ITI LIMITED v. COMMISSIONER OF TRADE TAX, U. P. , LUCKNOW
2010-03-09
BHARATI SAPRU
body2010
DigiLaw.ai
JUDGMENT BHARATI SAPRU :- Heard learned counsel for the assessee and learned standing counsel for the State. This revision has been filed by the assessee under section 11 of the U.P. Trade Tax Act being aggrieved by the order of the Tribunal dated March 20, 2006. The questions of law referred to are hereunder : "(1) Whether, in view of the Division Bench judgment of this honourable court in the case of Aster Technologies (P) Limited, the order passed by the Trade Tax is justified ? (2) Whether in view of the judgment of this honourable court in the case of Precision Equipments v. Commissioner Trade Tax and Western India Enterprises Ltd. v. Commissioner of Sales Tax, the order passed by the Trade Tax Tribunal affirming the penalty is justified ? (3) Whether in view of form XXXI of the railway which was produced subsequently, the imposition of penalty is justified ? (4) Whether the applicant have produced all relevant documents at the entry check-post and in view of the judgment of the honourable court in the case of Radha Ballabh Satish Chandra v. Commissioner of Sales Tax [2007] 7 VST 555 (All) can it be said that there was any attempt to evade tax ? (5) Whether in view of the facts and circumstances of the case the order passed by the Trade Tax Tribunal is justified ?" By the impugned order the Tribunal has imposed the penalty on the assessee under section 15A(1)(o) of the U.P. Trade Tax Act for the assessment year 2000-01. The facts of the case are that the applicant entered into a contract with the East Central Railway from its Kolkata office for supply, installation and commissioning of SDH equipment with all accessories. In pursuance of the said agreement the applicant was required to supply the goods at the site Sasaram Nokhla Section in the Mughalsarai Division of the East Central Railway. In compliance with the agreement the assessee placed a purchase order to M/s. Sterlite Optical Technologies for supply of 30 kms. optical fibre cable. In the purchase order it was mentioned specifically that the consignee was to be SSE/Works/Mughalsarai, East Central Railway. In pursuance of this contract the assessee had asked the East Central Railway, Mughalsarai to send the import declaration form XXXI for purchase in question to M/s. Sterlite Optical Technologies, Silvassa, Dadra Nagar, Haveli.
optical fibre cable. In the purchase order it was mentioned specifically that the consignee was to be SSE/Works/Mughalsarai, East Central Railway. In pursuance of this contract the assessee had asked the East Central Railway, Mughalsarai to send the import declaration form XXXI for purchase in question to M/s. Sterlite Optical Technologies, Silvassa, Dadra Nagar, Haveli. The goods which were coming from Silvassa, Haveli, were intercepted at the entry check-post at Chauphatka, Allahabad. The said goods were coming in a truck along with the invoice of the consignor.
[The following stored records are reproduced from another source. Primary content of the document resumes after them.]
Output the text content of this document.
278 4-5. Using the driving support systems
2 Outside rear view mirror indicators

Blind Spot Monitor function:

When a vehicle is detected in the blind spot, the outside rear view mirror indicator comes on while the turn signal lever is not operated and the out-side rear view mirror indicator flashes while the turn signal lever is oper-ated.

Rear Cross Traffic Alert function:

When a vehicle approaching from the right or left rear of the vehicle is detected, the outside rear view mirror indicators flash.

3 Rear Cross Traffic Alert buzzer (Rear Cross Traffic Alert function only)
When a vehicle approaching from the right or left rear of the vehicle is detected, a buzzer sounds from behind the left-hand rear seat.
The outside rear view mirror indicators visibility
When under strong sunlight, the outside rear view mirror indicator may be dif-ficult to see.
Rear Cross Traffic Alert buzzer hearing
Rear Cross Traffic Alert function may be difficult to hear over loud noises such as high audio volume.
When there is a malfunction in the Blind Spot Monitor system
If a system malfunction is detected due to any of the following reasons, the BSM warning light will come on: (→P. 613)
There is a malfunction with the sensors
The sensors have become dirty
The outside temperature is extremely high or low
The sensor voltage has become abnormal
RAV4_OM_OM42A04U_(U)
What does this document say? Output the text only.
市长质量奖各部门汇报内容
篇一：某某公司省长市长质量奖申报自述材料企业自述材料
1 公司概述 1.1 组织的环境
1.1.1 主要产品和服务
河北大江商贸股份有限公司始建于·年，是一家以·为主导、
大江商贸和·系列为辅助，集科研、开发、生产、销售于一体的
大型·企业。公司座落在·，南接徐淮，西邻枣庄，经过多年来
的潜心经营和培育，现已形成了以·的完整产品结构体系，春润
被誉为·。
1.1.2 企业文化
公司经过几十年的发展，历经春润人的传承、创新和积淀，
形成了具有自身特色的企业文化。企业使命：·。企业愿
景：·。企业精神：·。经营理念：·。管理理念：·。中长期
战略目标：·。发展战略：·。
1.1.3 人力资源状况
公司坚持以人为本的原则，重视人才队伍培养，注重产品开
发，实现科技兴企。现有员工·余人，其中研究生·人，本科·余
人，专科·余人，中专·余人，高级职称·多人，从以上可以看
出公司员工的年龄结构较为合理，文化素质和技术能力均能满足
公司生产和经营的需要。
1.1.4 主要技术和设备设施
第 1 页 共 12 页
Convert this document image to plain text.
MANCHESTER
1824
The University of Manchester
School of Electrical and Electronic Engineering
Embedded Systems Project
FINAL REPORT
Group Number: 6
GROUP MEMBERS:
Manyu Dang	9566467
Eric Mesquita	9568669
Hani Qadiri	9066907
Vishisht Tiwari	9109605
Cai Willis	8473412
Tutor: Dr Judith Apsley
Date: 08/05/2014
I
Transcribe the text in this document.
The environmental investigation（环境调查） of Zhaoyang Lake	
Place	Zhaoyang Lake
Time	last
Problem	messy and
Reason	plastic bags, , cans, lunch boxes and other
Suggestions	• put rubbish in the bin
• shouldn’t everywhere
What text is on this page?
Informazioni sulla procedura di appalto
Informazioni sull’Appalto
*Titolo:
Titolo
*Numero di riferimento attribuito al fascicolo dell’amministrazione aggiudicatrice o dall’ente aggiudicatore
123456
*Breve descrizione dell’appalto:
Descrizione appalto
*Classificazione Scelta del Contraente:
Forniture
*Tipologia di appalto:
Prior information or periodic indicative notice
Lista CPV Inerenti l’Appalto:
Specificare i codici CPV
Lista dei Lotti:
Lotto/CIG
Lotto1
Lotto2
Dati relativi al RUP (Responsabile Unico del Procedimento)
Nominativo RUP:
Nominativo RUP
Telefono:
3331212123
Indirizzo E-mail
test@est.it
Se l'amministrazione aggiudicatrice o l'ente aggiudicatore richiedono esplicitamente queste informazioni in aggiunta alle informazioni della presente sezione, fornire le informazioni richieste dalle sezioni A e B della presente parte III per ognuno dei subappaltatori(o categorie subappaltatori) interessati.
Although the goods were accompanying by form XXXV but form XXXI was not available. The goods seized, were valued at Rs. 38,86,606 and a security was demanded in cash. The assessee moved an application under section 13A(6) along with form XXXI of the East Central Railway. The security was reduced and the goods were released. Thereafter the penalty proceedings were initiated against the assessee and a penalty order was passed on October 12, 2004 converting the security into the penalty. The assessee filed a first appeal which was dismissed and thereafter a second appeal was filed by the assessee. The Trade Tax Tribunal has dismissed the second appeal by the order dated March 20, 2006. I have heard the learned counsel for the assessee as well as the learned standing counsel and I have also perused the material on record. It has come on the record that form XXXI was produced by the assessee immediately before the seizure and thereupon the goods were released and form XXXI had been supplied by the East Central Railway which had placed the order. The railway is no doubt a Government organisation and the conclusion reached by the Tribunal and the first appellate authority that there was an intention to evade the tax is not borne out from the material on the record as it is not denied by these two authorities that a form XXXI duly filled by the railways was produced immediately before the seizure of the goods had been released upon the furnishing of some security. In these circumstances I am of the opinion, that the conclusion drawn by the Tribunal and the first appellate authority is not correct and the penalty imposed under section 15A(1) is not justified. The order passed by the Tribunal is set aside and the penalty imposed is deleted. The revision is allowed.